Wednesday, April 17, 2019

A Spiritual Gift from Cabrera de Armida

The Venerable Concepción Cabrera de Armida (born on December 8, 1862 in San Luis Potosí, Mexico and died on March 3, 1937 in Mexico City) was a Mexican Roman Catholic mystic and writer.  Her writings were widely distributed and inspired the establishment of the five apostolates of the 'Works of the Cross' in Mexico: 'Apostolate of the Cross' founded in 1895, 'Congregation of Sisters of the Cross of the Sacred Heart of Jesus' founded in 1897, 'Covenant of Love with the Heart of Jesus' founded in 1909, 'The Priestly Fraternity' founded in 1912, and 'The Congregation of Missionaries of the Holy Spirit' founded in 1914. These apostolates continue today.

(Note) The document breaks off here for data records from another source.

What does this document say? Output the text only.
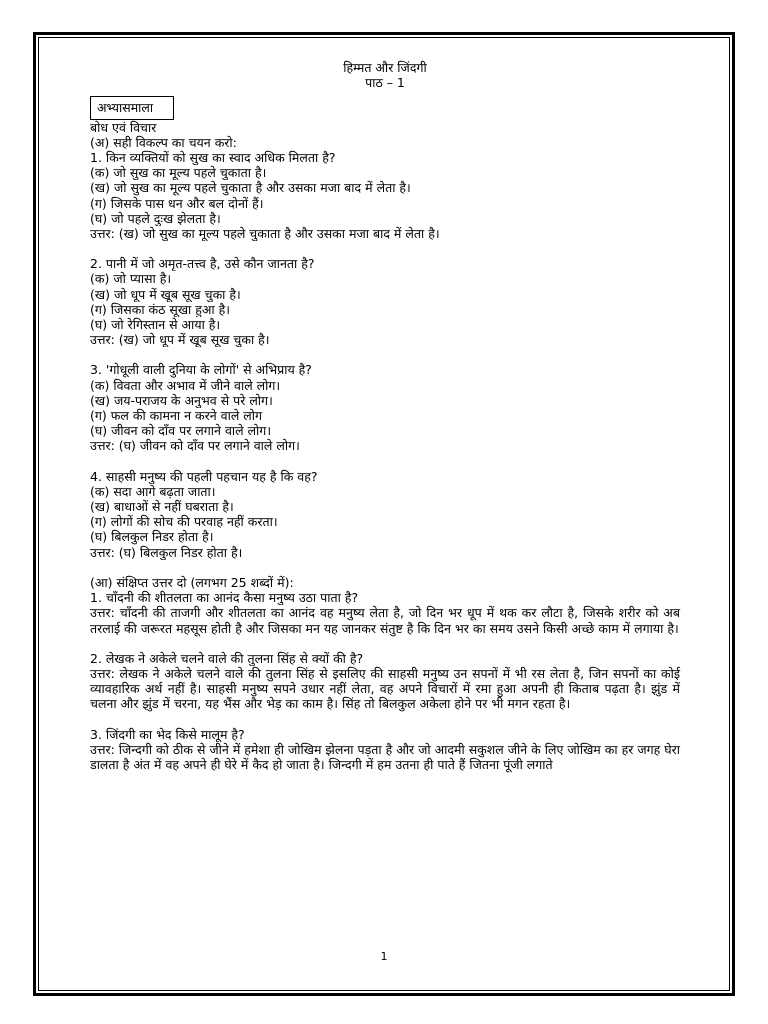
हिम्मत और जिंदगी
पाठ – 1
अभ्यासमाला
बोध एवं विचार
(अ) सही विकल्प का चयन करो:
1. किन व्यक्तियों को सुख का स्वाद अधिक मिलता है?
(क) जो सुख का मूल्य पहले चुकाता है।
(ख) जो सुख का मूल्य पहले चुकाता है और उसका मजा बाद में लेता है।
(ग) जिसके पास धन और बल दोनों हैं।
(घ) जो पहले दुःख झेलता है।
उत्तर: (ख) जो सुख का मूल्य पहले चुकाता है और उसका मजा बाद में लेता है।
2. पानी में जो अमृत-तत्त्व है, उसे कौन जानता है?
(क) जो प्यासा है।
(ख) जो धूप में खूब सूख चुका है।
(ग) जिसका कंठ सूखा हुआ है।
(घ) जो रेगिस्तान से आया है।
उत्तर: (ख) जो धूप में खूब सूख चुका है।
3. 'गोधूली वाली दुनिया के लोगों' से अभिप्राय है?
(क) विवता और अभाव में जीने वाले लोग।
(ख) जय-पराजय के अनुभव से परे लोग।
(ग) फल की कामना न करने वाले लोग
(घ) जीवन को दाँव पर लगाने वाले लोग।
उत्तर: (घ) जीवन को दाँव पर लगाने वाले लोग।
4. साहसी मनुष्य की पहली पहचान यह है कि वह?
(क) सदा आगे बढ़ता जाता।
(ख) बाधाओं से नहीं घबराता है।
(ग) लोगों की सोच की परवाह नहीं करता।
(घ) बिलकुल निडर होता है।
उत्तर: (घ) बिलकुल निडर होता है।
(आ) संक्षिप्त उत्तर दो (लगभग 25 शब्दों में):
1. चाँदनी की शीतलता का आनंद कैसा मनुष्य उठा पाता है?
उत्तर: चाँदनी की ताजगी और शीतलता का आनंद वह मनुष्य लेता है, जो दिन भर धूप में थक कर लौटा है, जिसके शरीर को अब तरलाई की जरूरत महसूस होती है और जिसका मन यह जानकर संतुष्ट है कि दिन भर का समय उसने किसी अच्छे काम में लगाया है।
2. लेखक ने अकेले चलने वाले की तुलना सिंह से क्यों की है?
उत्तर: लेखक ने अकेले चलने वाले की तुलना सिंह से इसलिए की साहसी मनुष्य उन सपनों में भी रस लेता है, जिन सपनों का कोई व्यावहारिक अर्थ नहीं है। साहसी मनुष्य सपने उधार नहीं लेता, वह अपने विचारों में रमा हुआ अपनी ही किताब पढ़ता है। झुंड में चलना और झुंड में चरना, यह भैंस और भेड़ का काम है। सिंह तो बिलकुल अकेला होने पर भी मगन रहता है।
3. जिंदगी का भेद किसे मालूम है?
उत्तर: जिन्दगी को ठीक से जीने में हमेशा ही जोखिम झेलना पड़ता है और जो आदमी सकुशल जीने के लिए जोखिम का हर जगह घेरा डालता है अंत में वह अपने ही घेरे में कैद हो जाता है। जिन्दगी में हम उतना ही पाते हैं जितना पूंजी लगाते
1
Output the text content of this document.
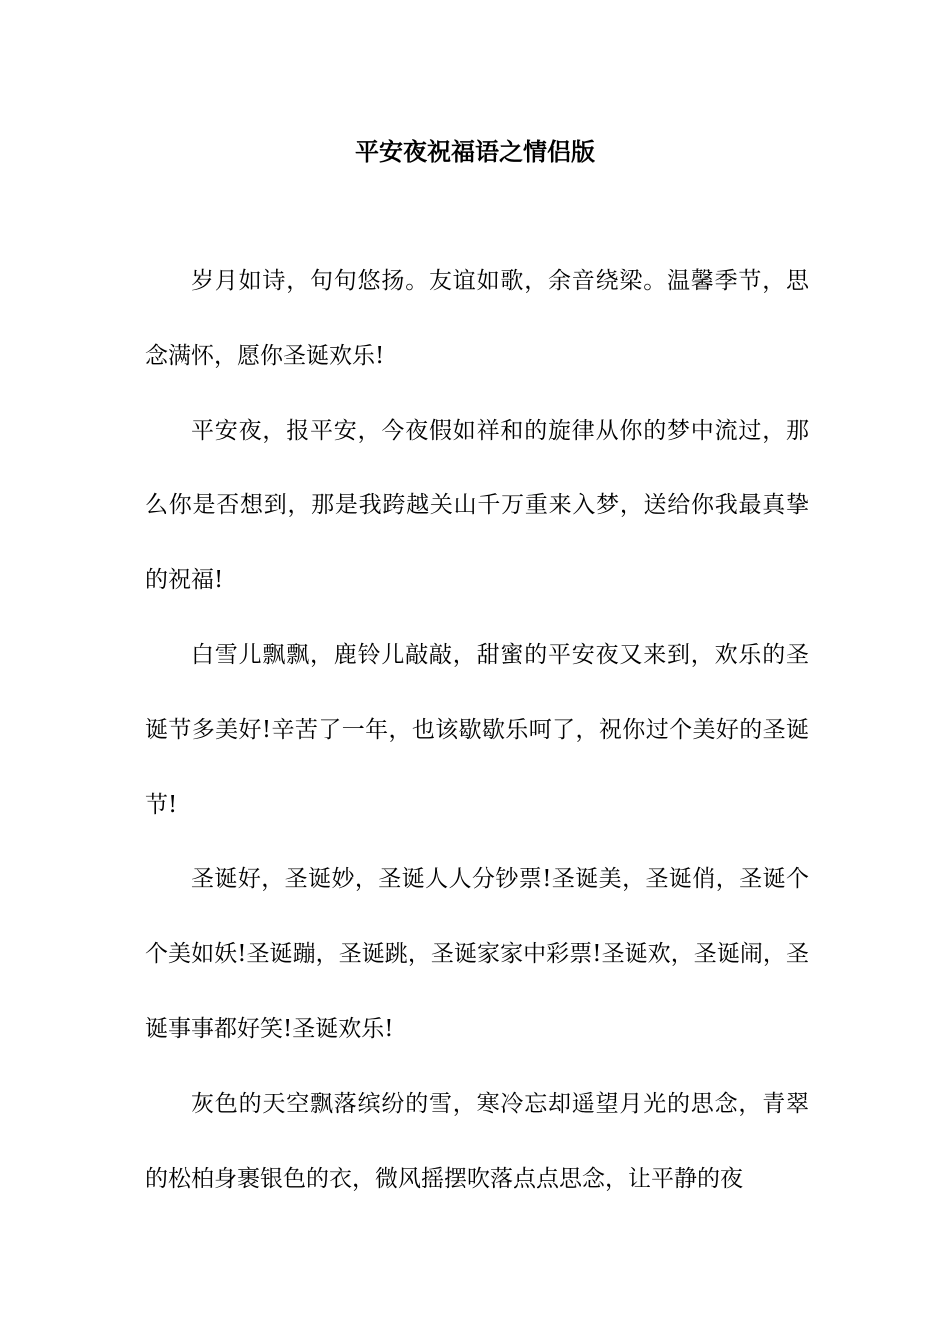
平安夜祝福语之情侣版

岁月如诗，句句悠扬。友谊如歌，余音绕梁。温馨季节，思念满怀，愿你圣诞欢乐!

平安夜，报平安，今夜假如祥和的旋律从你的梦中流过，那么你是否想到，那是我跨越关山千万重来入梦，送给你我最真挚的祝福!

白雪儿飘飘，鹿铃儿敲敲，甜蜜的平安夜又来到，欢乐的圣诞节多美好!辛苦了一年，也该歇歇乐呵了，祝你过个美好的圣诞节!

圣诞好，圣诞妙，圣诞人人分钞票!圣诞美，圣诞俏，圣诞个个美如妖!圣诞蹦，圣诞跳，圣诞家家中彩票!圣诞欢，圣诞闹，圣诞事事都好笑!圣诞欢乐!

灰色的天空飘落缤纷的雪，寒冷忘却遥望月光的思念，青翠的松柏身裹银色的衣，微风摇摆吹落点点思念，让平静的夜
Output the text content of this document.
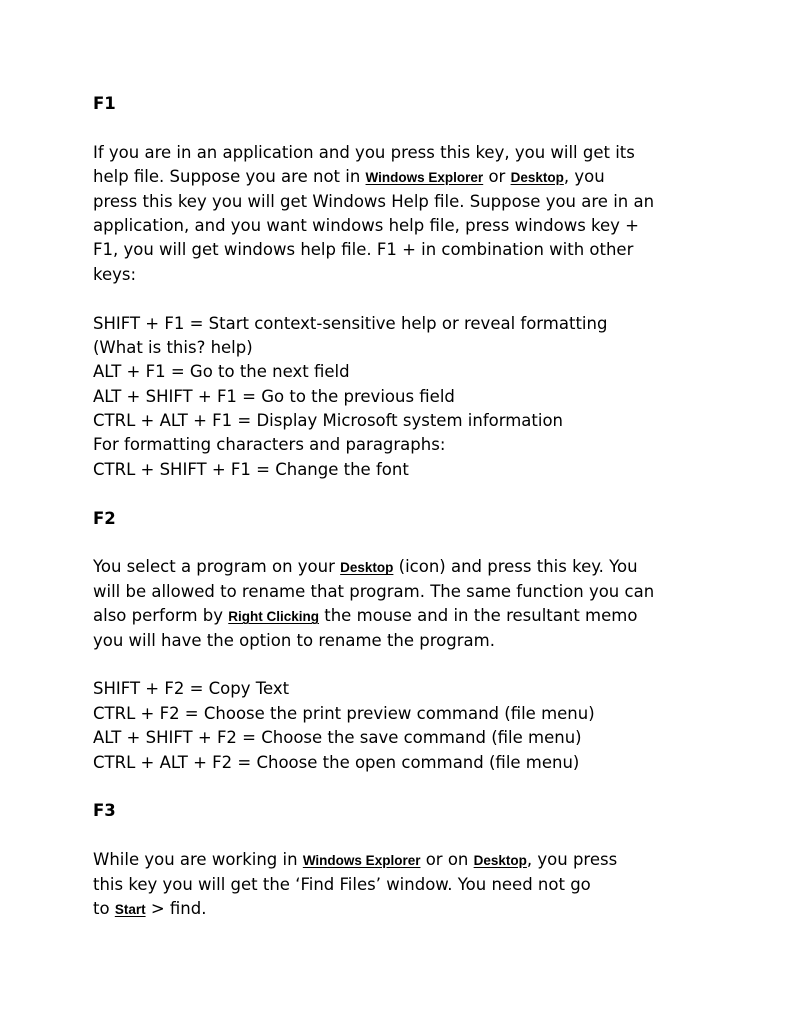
F1
If you are in an application and you press this key, you will get its
help file. Suppose you are not in Windows Explorer or Desktop, you
press this key you will get Windows Help file. Suppose you are in an
application, and you want windows help file, press windows key +
F1, you will get windows help file. F1 + in combination with other
keys:
SHIFT + F1 = Start context-sensitive help or reveal formatting
(What is this? help)
ALT + F1 = Go to the next field
ALT + SHIFT + F1 = Go to the previous field
CTRL + ALT + F1 = Display Microsoft system information
For formatting characters and paragraphs:
CTRL + SHIFT + F1 = Change the font
F2
You select a program on your Desktop (icon) and press this key. You
will be allowed to rename that program. The same function you can
also perform by Right Clicking the mouse and in the resultant memo
you will have the option to rename the program.
SHIFT + F2 = Copy Text
CTRL + F2 = Choose the print preview command (file menu)
ALT + SHIFT + F2 = Choose the save command (file menu)
CTRL + ALT + F2 = Choose the open command (file menu)
F3
While you are working in Windows Explorer or on Desktop, you press
this key you will get the ‘Find Files’ window. You need not go
to Start > find.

The following is from, What Jesus Is Like: Concepcion Cabrera De Armida

All of the thirty-three years of his lifetime on earth were spent in the faithful execution of the wishes of his Father, with a loving abandonment to that divine will. Even his sacrifice and his death were a total fulfillment of this will, since as the Apostle teaches, By this [will] we have been sanctified through the offering of the body of Jesus Christ once for all (Heb 10:10)….
[In the garden of Gethsemane], in the middle of that cruel battle—from his lips and from the depths of his soul, as a cry of loving abandonment to his heavenly Father—burst forth the words, Not My will, but Yours be done! (Lk 22:42).
Not only did Jesus fulfill the will of the Father in its totality, but he always fulfilled it. There was never a single act of Jesus, nor a single instant of his life, in which Jesus sought his own will. In a real sense, he was never the master of his life or his actions, because his loving abandonment always voluntarily bound him to the will of the Father.
Jesus bore all of our sins in order to expiate them. He wanted to experience that which was most difficult for his Heart…in order to gain fortitude for us. And what did Jesus say in the midst of the infinite sea of his bitter abandonment? He exclaimed, full of resignation, Father, into Your hands I commend My spirit (Lk 23:46). This is a heroic attitude. It is confidence and sublime abandonment. The ultimate that love can offer.
Abandonment is the supreme expression of love, this giving of oneself without reserve to the divine will, which is the total gift of our very selves. This heroic attitude formed from inexpressible trust in God’s Love, from perfect self-renunciation and from loving generosity, is the pinnacle of love.
That divine will shall also be our joy and our martyrdom. United to Jesus, what do sacrifices matter when love is consoled when it suffers? Each immolation, each cross, each sacrifice is the perfect fulfillment of the Father’s will. That will is a joy and martyrdom—a Calvary and a heaven—because it encompasses all suffering and produces all joys. Oh, my abandoned Jesus, grant me your love in abandonment, in loneliness and even in death itself!
Lord, today grant that I no longer seek my personal satisfaction. Neither in that which is great, nor in that which is small…. But help me to cast myself generously into personal sacrifice…if that should be your will.